O cenário global já precifica governança de IA como ativo estratégico. No Brasil, enquanto a lei ainda tramita nos corredores da Câmara, quem constrói os alicerces agora chega ao primeiro ciclo de fiscalização da ANPD com a casa em ordem — e com menos risco de tropeçar quando o regulador finalmente aparecer.

Definições técnicas

IA agêntica (Agentic AI): Sistemas de inteligência artificial capazes de executar sequências de tarefas de forma autônoma, encadear decisões intermediárias e interagir com outros sistemas sem intervenção humana a cada etapa. Diferem dos modelos generativos tradicionais por combinar raciocínio, planejamento e execução em ciclos contínuos, chegando a operar ferramentas externas e tomar ações diretas em ambientes corporativos.

Shadow AI: Uso de ferramentas de inteligência artificial por colaboradores sem o conhecimento ou aprovação formal da área de TI. Representa um vetor crítico de risco de conformidade quando dados corporativos sensíveis ou informações pessoais identificáveis são processados em modelos públicos sem controle ou registro pela organização.

GRC (Governance, Risk and Compliance): Conjunto integrado de processos, políticas e ferramentas que as organizações utilizam para alinhar estratégia, gerenciar riscos e garantir conformidade regulatória. No contexto de IA, os frameworks tradicionais precisam ser adaptados para cobrir riscos específicos como viés algorítmico, opacidade decisória e rastreabilidade de dados.

Governança de IA vs. governança de dados: Conceitos relacionados, mas distintos. A governança de dados trata de como as informações são coletadas, armazenadas e utilizadas. A governança de IA vai além: abrange os critérios pelos quais os modelos tomam decisões, os mecanismos de supervisão humana, a rastreabilidade dos resultados e a responsabilização em caso de erro ou dano.

Marco Legal de IA: Denominação informal para o conjunto normativo que regulamentará o desenvolvimento, a implantação e o uso de sistemas de inteligência artificial no Brasil.
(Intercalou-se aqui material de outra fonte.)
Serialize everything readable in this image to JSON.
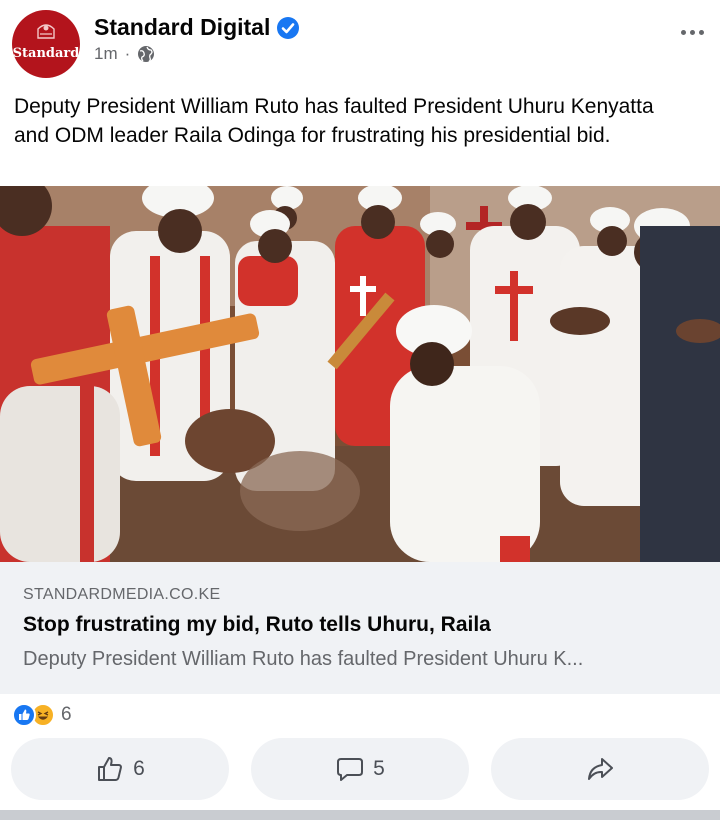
{
  "post": {
    "page_name": "Standard Digital",
    "avatar_text": "Standard",
    "time": "1m",
    "separator": "·",
    "text": "Deputy President William Ruto has faulted President Uhuru Kenyatta and ODM leader Raila Odinga for frustrating his presidential bid."
  },
  "link": {
    "domain": "STANDARDMEDIA.CO.KE",
    "title": "Stop frustrating my bid, Ruto tells Uhuru, Raila",
    "description": "Deputy President William Ruto has faulted President Uhuru K..."
  },
  "reactions": {
    "types": [
      "like-icon",
      "haha-icon"
    ],
    "count": "6"
  },
  "actions": {
    "like_count": "6",
    "comment_count": "5"
  },
  "colors": {
    "brand_blue": "#1877f2",
    "avatar_red": "#b3141c",
    "secondary_text": "#65676b",
    "surface": "#f0f2f5"
  }
}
O principal instrumento em tramitação é o PL 2.338/2023, aprovado pelo Senado em dezembro de 2024 e em análise na Comissão Especial da Câmara dos Deputados, com prazo de contribuições aberto até 9 de maio de 2026.

ANPD (Autoridade Nacional de Proteção de Dados): Órgão regulador brasileiro criado como agência independente pela Lei 15.352, sancionada em 25 de fevereiro de 2026, com autonomia funcional, técnica, decisória, administrativa e financeira. A ANPD tem previsão de atuação como autoridade residual na governança de IA até a aprovação do Marco Legal específico.

Viés algorítmico: Distorção sistemática nos resultados de um sistema de IA, geralmente herdada de dados de treinamento desequilibrados. Pode gerar decisões injustas em concessão de crédito, seleção de pessoal ou precificação de serviços — e, sob o texto do PL 2.338/2023, pode gerar corresponsabilidade civil para a organização que utiliza o sistema.